Puntos de Interés
Culture
Church of St.Cornelio and St.Cebrián
On a promontory overlooking the town of San Cebrián de Mudá, is the last of the churches along the Coke Coal Route. In 1993, the church of St. Cornelio and St. Cebrián was declared a Site of Cultural Interest.
It is a Romanesque catholic church built in the 13th century with a reformed chancel and an adjoining sacristy, both from the 15th century, and a portico added in the 18th century.
According to documents found belonging to King Sancho IV, in the 13th century it served as a small monastery that would be ceded to the monastery of Santa María la Real in Aguilar de Campóo.
Located in the centre of the town, its belfry has three levels with four semicircular openings that house a window with an archivolt and a decorated archivolt both with diamond points on crests and columns with capitals with plant-decorated patterns, two bells and a belfry.
The doorway has a pointed arch and archivolts, half-rounded, and a diamond-tipped archivolt, over a plain crest with small heads at the corners and capitals with plant-decorated patterns.
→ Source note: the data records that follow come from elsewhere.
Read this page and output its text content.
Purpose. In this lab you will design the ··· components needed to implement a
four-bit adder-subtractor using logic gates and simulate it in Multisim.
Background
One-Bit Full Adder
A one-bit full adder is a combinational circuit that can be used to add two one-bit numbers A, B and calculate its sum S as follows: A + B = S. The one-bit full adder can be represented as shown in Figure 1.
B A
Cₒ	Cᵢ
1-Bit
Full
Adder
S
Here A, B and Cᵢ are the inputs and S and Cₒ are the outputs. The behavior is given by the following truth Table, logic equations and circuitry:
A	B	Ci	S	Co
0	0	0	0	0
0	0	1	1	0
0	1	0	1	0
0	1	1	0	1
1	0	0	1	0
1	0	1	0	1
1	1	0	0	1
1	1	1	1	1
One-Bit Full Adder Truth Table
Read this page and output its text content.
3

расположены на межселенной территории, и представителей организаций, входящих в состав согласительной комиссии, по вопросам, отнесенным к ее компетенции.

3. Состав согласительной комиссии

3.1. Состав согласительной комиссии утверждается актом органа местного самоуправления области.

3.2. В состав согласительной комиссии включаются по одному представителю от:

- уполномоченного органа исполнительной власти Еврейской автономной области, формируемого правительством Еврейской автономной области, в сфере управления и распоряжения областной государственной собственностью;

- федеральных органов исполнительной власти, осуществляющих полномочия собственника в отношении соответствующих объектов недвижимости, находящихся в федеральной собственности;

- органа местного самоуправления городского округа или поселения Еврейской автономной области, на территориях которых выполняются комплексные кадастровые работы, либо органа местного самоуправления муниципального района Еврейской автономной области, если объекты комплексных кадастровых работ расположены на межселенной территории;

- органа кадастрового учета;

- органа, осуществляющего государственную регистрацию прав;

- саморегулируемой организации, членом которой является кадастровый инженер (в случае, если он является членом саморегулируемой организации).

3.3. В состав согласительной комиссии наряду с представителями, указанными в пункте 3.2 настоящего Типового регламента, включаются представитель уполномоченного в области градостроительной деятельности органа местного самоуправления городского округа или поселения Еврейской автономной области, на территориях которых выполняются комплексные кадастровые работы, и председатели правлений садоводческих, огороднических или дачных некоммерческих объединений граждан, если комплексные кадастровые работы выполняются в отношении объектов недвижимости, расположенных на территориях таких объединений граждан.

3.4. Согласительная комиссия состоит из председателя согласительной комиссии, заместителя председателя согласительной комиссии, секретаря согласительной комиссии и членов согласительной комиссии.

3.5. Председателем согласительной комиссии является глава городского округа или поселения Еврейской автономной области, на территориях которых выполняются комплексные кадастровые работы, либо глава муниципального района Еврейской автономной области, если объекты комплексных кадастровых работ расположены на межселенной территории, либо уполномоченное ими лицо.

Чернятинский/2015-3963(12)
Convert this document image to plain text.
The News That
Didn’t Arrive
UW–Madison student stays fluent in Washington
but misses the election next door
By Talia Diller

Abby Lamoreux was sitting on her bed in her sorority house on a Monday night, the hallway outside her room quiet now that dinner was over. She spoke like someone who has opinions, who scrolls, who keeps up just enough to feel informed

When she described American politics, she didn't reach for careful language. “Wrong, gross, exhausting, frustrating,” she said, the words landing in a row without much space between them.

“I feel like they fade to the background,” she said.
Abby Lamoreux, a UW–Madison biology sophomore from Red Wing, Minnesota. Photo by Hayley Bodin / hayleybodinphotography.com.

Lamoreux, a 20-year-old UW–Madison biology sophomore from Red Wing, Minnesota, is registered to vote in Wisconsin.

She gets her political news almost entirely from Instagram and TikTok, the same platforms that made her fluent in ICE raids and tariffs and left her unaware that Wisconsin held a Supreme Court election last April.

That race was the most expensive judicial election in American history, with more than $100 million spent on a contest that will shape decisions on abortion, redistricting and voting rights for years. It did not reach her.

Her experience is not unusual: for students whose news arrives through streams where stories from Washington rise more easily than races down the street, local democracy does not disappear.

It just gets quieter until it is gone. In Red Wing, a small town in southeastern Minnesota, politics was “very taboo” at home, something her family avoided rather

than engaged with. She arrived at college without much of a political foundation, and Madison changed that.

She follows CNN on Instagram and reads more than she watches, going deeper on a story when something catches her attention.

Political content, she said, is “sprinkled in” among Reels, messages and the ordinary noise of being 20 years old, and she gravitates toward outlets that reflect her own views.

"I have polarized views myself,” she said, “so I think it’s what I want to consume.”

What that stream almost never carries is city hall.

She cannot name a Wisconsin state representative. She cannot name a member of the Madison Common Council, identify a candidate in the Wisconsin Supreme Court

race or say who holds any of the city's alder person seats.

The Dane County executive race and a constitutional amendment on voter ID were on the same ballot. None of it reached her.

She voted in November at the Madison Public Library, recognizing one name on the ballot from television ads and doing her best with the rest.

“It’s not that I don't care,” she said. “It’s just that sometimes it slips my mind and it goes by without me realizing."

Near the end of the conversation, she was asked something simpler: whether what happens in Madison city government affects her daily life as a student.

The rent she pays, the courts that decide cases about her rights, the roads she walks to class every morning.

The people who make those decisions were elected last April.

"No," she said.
The nave is covered with a pointed barrel vault over five barrel arches supported by columns attached to the walls with Romanesque capitals, including three with figurative designs.
The chancel is square with a starred ribbed vault, decorated with medallions with busts of prophets, and is where most of the mural paintings of the late 15th century by the master of St. Felices can be found, as well as the main altarpiece with paintings of the Adoration of the Kings and the Annunciation, and the sculptures of St. Cebrián and St. Cornelio.
It also has a 13th century Romanesque baptismal font and Gothic ironwork.